Newfoundland's Twin Celebrations

Newfoundland celebrates fifty years as Canada's tenth province and remembers the Vikings arriving a thousand years earlier.

Newfoundland has two reasons to celebrate as it approaches the millennium. Until 1949 Britain’s oldest colony, in 1999 it marks fifty years as Canada’s tenth province. In 2000, Newfoundland also remembers the arrival of the Vikings a thousand years before. Recent evidence confirms that credit for its discovery can no longer be attributed to John Cabot in 1497.

An Italian citizen, Cabot obtained a petition from Henry VII of England for a voyage of discovery, hoping that he would find spices and jewels. Instead he found fish. Portuguese, French and English mariners followed him to Newfoundland for its cod caught off the Grand Banks. They also hunted whales and seals for oil, soap and food. As a result of their efforts, the merchants and sea-captains made fortunes for themselves.

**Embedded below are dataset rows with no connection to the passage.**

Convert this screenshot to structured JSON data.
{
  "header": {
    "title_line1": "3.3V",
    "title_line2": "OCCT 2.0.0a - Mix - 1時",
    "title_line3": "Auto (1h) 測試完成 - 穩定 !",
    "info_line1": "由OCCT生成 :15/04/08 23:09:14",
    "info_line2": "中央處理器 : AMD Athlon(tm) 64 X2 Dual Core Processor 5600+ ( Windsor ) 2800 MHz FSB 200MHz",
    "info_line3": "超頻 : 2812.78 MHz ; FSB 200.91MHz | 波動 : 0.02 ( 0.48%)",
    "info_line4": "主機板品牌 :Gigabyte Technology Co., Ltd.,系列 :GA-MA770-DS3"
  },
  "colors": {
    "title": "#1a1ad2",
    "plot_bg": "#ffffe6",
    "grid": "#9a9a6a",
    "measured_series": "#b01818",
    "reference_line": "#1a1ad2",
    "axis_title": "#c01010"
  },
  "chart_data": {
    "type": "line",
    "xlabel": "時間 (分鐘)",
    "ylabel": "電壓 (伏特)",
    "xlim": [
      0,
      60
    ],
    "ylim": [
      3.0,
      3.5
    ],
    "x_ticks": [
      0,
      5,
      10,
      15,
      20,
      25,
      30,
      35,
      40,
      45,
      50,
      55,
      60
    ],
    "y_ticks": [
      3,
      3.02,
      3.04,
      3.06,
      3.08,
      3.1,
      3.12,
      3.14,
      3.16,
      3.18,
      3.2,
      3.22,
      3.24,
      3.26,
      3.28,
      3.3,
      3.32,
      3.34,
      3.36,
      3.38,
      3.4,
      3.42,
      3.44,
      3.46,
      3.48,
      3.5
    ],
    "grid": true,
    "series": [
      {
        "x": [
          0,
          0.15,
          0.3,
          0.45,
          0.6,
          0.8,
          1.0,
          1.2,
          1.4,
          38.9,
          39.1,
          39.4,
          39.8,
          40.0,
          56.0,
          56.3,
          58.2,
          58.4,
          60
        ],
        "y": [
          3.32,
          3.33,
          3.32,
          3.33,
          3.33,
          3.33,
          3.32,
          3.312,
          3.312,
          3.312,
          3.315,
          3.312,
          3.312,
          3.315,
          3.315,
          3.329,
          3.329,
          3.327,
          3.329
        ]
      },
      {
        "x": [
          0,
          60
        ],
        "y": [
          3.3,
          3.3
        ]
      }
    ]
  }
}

In 1583, Sir Humphrey Gilbert formally claimed Newfoundland for England. But the English authorities treated Newfoundland as a fishing station, not as a place to settle. 

North America’s first court of justice was held in Trinity presided over by mariner and merchant Sir Richard Whitbourne, who called all the fishermen together in 1615 and held court. In 1620, he published a book, Discourse and Discovery of Newfoundland.